Image

 

Chasing Miami
By Skip Daluca
 

 

  One Friday I left my office fully expecting to return on Monday, This didn't happen, I sat on my front porch fishing instead. It may not seem odd to you if you live on a bayou or river, but I live in New Orleans and Sunday night Katrina slammed into the Crescent City. Monday morning the levees broke and the city flooded. So much for going to work, I never saw my office again. Moreover the house that I spent 2 years renovating and lived in for only two months became uninhabitable. The following Tuesday I was picked up by boat and spent the next week or so helping rescue peope, most of the responders were from other states and did not know the neighborhoods and I was one of the few natives foolish enough to stay.

      I was transported to the part of I-10 that wasn't flooded (causeway for anyone who knows). From there I rode in an Army truck to a bus and then to a refugee camp in Thibodaux (90 miles SW of New Orleans) where I spent a couple of days wondering how to get in touch with my family, wondering if they knew if I made it out alive. Thursday my ex-wife, Helen, walked into the shelter, she had found where I was and came to get me. Helen truly looked like a vision from heaven. I was very thankful for her being there and was sorry that I screwed things up so bad between us, but that is another story. So I spent a week on her sofa watching news feeds, seeing the city I love so much disintegrate into anarchy. 

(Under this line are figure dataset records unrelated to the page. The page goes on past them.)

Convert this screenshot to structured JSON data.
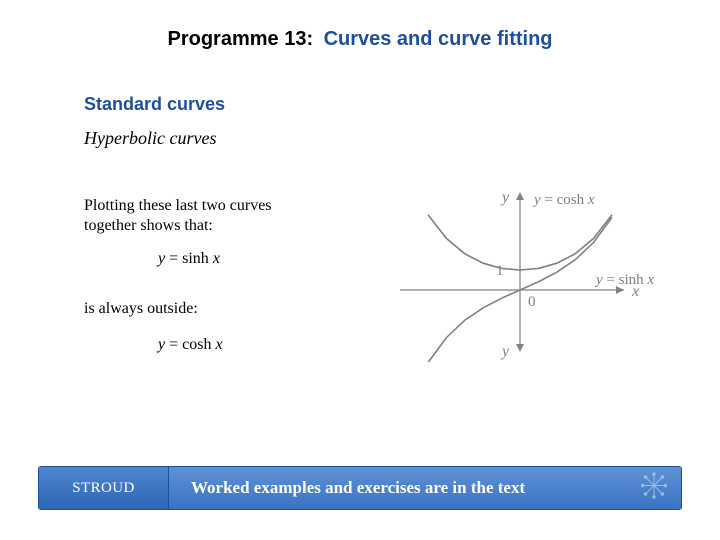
{
  "header": {
    "programme": "Programme 13:",
    "title": "Curves and curve fitting",
    "programme_color": "#000000",
    "title_color": "#1f4e9c",
    "font_family": "Arial",
    "font_size_pt": 15,
    "font_weight": "bold"
  },
  "section": {
    "text": "Standard curves",
    "color": "#1f4e9c",
    "font_family": "Arial",
    "font_size_pt": 14,
    "font_weight": "bold"
  },
  "subtitle": {
    "text": "Hyperbolic curves",
    "font_style": "italic",
    "font_size_pt": 14,
    "color": "#000000",
    "font_family": "Times New Roman"
  },
  "body": {
    "para1": "Plotting these last two curves together shows that:",
    "eq1": "y = sinh x",
    "para2": "is always outside:",
    "eq2": "y = cosh x",
    "font_family": "Times New Roman",
    "font_size_pt": 12,
    "italic_vars": true
  },
  "figure": {
    "type": "line",
    "background_color": "#ffffff",
    "axis_color": "#808080",
    "axis_width": 1.2,
    "xlim": [
      -2.4,
      2.4
    ],
    "ylim": [
      -3.7,
      4.5
    ],
    "xtick_labels": [
      "0"
    ],
    "ytick_labels": [
      "1"
    ],
    "series": [
      {
        "name": "cosh",
        "label": "y = cosh x",
        "color": "#808080",
        "line_width": 1.6,
        "points": [
          [
            -2.0,
            3.76
          ],
          [
            -1.6,
            2.58
          ],
          [
            -1.2,
            1.81
          ],
          [
            -0.8,
            1.34
          ],
          [
            -0.4,
            1.08
          ],
          [
            0.0,
            1.0
          ],
          [
            0.4,
            1.08
          ],
          [
            0.8,
            1.34
          ],
          [
            1.2,
            1.81
          ],
          [
            1.6,
            2.58
          ],
          [
            2.0,
            3.76
          ]
        ]
      },
      {
        "name": "sinh",
        "label": "y = sinh x",
        "color": "#808080",
        "line_width": 1.6,
        "points": [
          [
            -2.0,
            -3.63
          ],
          [
            -1.6,
            -2.38
          ],
          [
            -1.2,
            -1.51
          ],
          [
            -0.8,
            -0.89
          ],
          [
            -0.4,
            -0.41
          ],
          [
            0.0,
            0.0
          ],
          [
            0.4,
            0.41
          ],
          [
            0.8,
            0.89
          ],
          [
            1.2,
            1.51
          ],
          [
            1.6,
            2.38
          ],
          [
            2.0,
            3.63
          ]
        ]
      }
    ],
    "axis_labels": {
      "x_label": "x",
      "y_label_top": "y",
      "y_label_bottom": "y",
      "label_color": "#808080",
      "label_font": "italic 15px Times",
      "cosh_label_pos": "top-right-of-y-axis",
      "sinh_label_pos": "right-of-axis"
    },
    "eq_label_color": "#808080",
    "eq_label_fontsize": 15
  },
  "footer": {
    "left_text": "STROUD",
    "right_text": "Worked examples and exercises are in the text",
    "bg_gradient_top": "#5e92d6",
    "bg_gradient_bottom": "#3b73c2",
    "left_bg_gradient_top": "#4f86cf",
    "left_bg_gradient_bottom": "#2f66b5",
    "border_color": "#1a4f9c",
    "text_color": "#ffffff",
    "left_font": "Georgia",
    "right_font": "Times New Roman",
    "right_font_weight": "bold",
    "right_font_size_pt": 13,
    "star_icon_color": "#cfe0f4"
  }
}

    There was so much damage to the infrastructure that any communication was impossible. Most of the repeater towers in south Louisiana
were knocked down or damaged and the few left were so overloaded use of a cell phone was virtually impossible. It has been over a week since I had any contact with my wife and kids, they don't know if I'm dead or alive. The city was completely flooded and stayed that way for about a month. I never could move back into my house, most of the insurance money was used to pay off the mortgage, which left little for repairs. It was subsequently torn down; in fact in the block I lived on only 3 of the 7 houses are left standing.  

     Three years later I have nightmares and am very sad there is no home to go to. They say home is where the heart is, I left mine in New Orleans
. I understand many of the people who returned are building their lives back up. I know that my beloved city will, in time, be restored to its former glory. However I have trouble even going back to visit relatives. When I see so many empty lots where houses once stood I remember how it was before this catastrophe; kids playing in their yards, neighbors talking, lush gardens, people waving to each other in a friendly manner and so on. It is at this point I start to break down and have flashes in my mind of helping people off the roofs of houses that are no longer there, looking at streets I used to jog on, or walk my dog under 10 feet of water, the ensuing chaos and the people who  needlessly lost their lives.

     Some days I look in the mirror and it reflects only a shell of the man I once was and on others life goes on and the wounds are slowly healing. I currently live in Miami and maybe one day I'll be able to go back, until then life on Miami Beach is not so bad, still isn't home though.